Mercurial newbie here, I'm working on a Django project that uses Sqlite as the database. I develop templates & UI stuff while my colleague works on the back-end code. We both push changes to Bitbucket.

He is the only one who actually modifies the models and correspondingly, the SQLite file, however just by virtue of my testing the app, the file changes as well. I always drop my changes by doing an 'hg revert database.sqlite' after I've finished testing and before I push.

Is there a simple way for me to always stick with his version of the SQLite file so that we don't have merge issues every time we try and sync? Sort-of like an exception that says 'if there is a conflict, always use the remote version of the file'. I did see something like this in a tip somewhere, but I can't for the life of me find it again.

+1  A: 

As long as you work on a shell, there are numerous ways on having hg revert database.sqlite executed before you commit.

with bash:

alias hgcommit = hg revert database.sqlite;hg commit

(it's a bit cheap, I know, but thats why I like working with a shell)

Andre Bossard
+2  A: 

I agree with the comment by Matthew that the best solution is to not track this file.

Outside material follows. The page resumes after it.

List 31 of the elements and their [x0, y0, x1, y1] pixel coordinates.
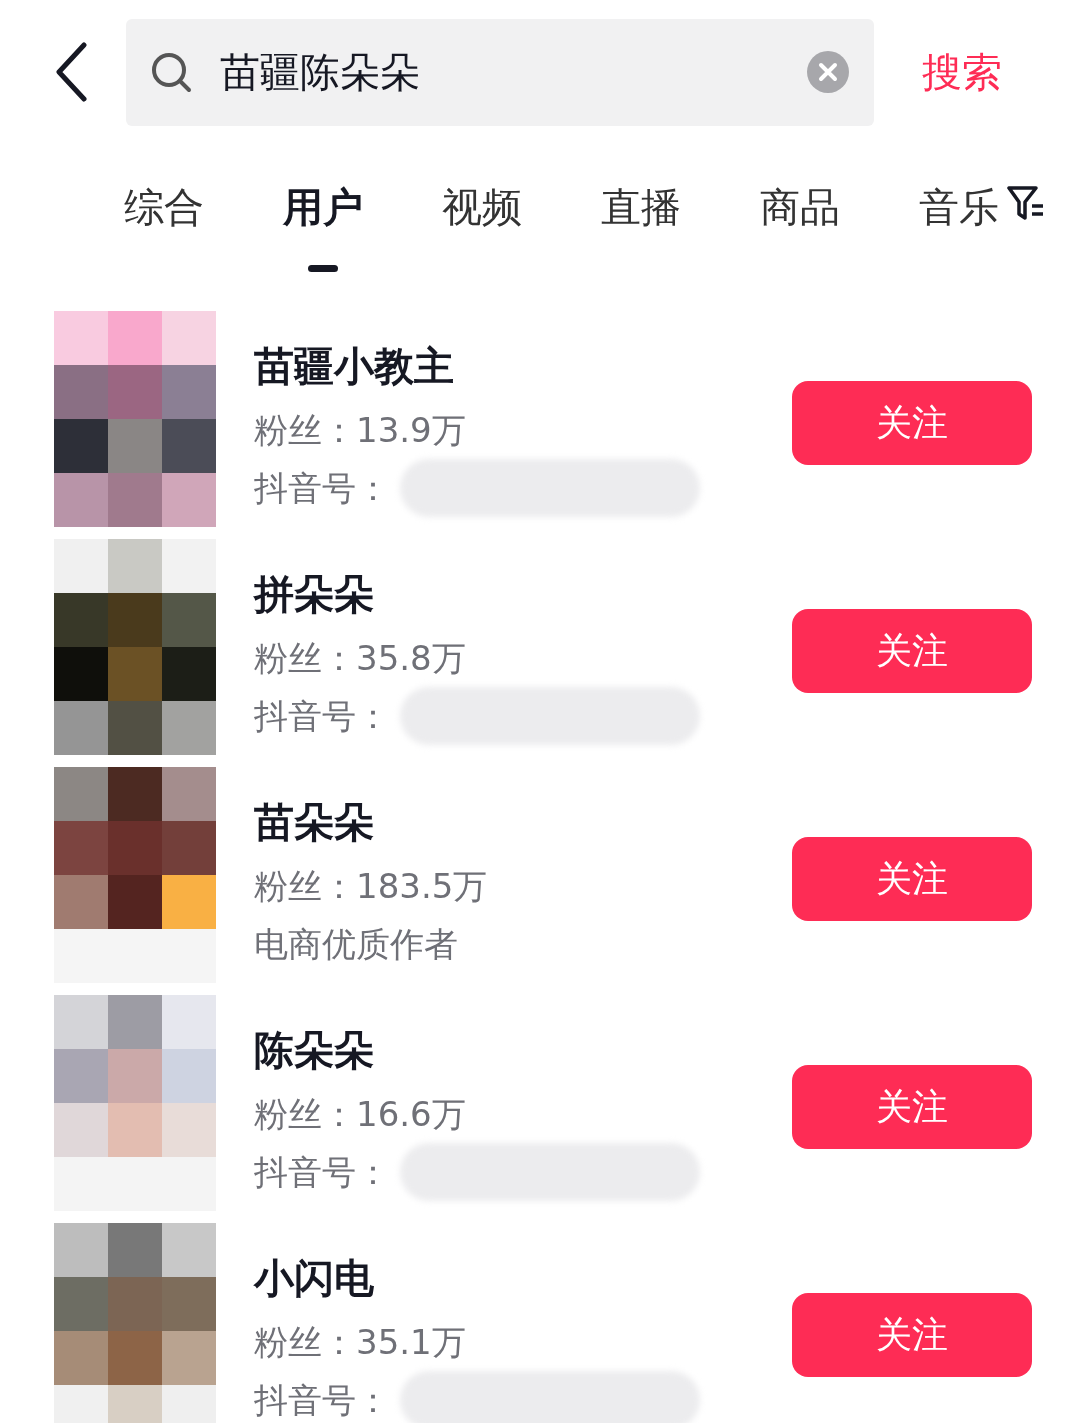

However, your idea of asking Mercurial to always use the remote version is actually not that far out... :-) You do this by configuring a merge tool for this file where you tell Mercurial to use the other (remote) version in all merges:

[merge-tools]
database.sqlite = internal:other

That should make sure that you will always discard your changes to database.sqlite when you merge. This lets you do

$ hg pull
$ hg merge

I just got another idea -- use a pre-merge hook to revert the file:

[hooks]
pre-merge = hg revert mydb.sqlite

That is pretty much equivalent to using the internal:other merge tool from above, but you may find it conceptually simpler since it models what you are already doing.

Martin Geisler
A: 

Thanks Martin, that's exactly what I was looking for. @Matthew - I'm going to give this a shot as well, it's a pretty clean solution.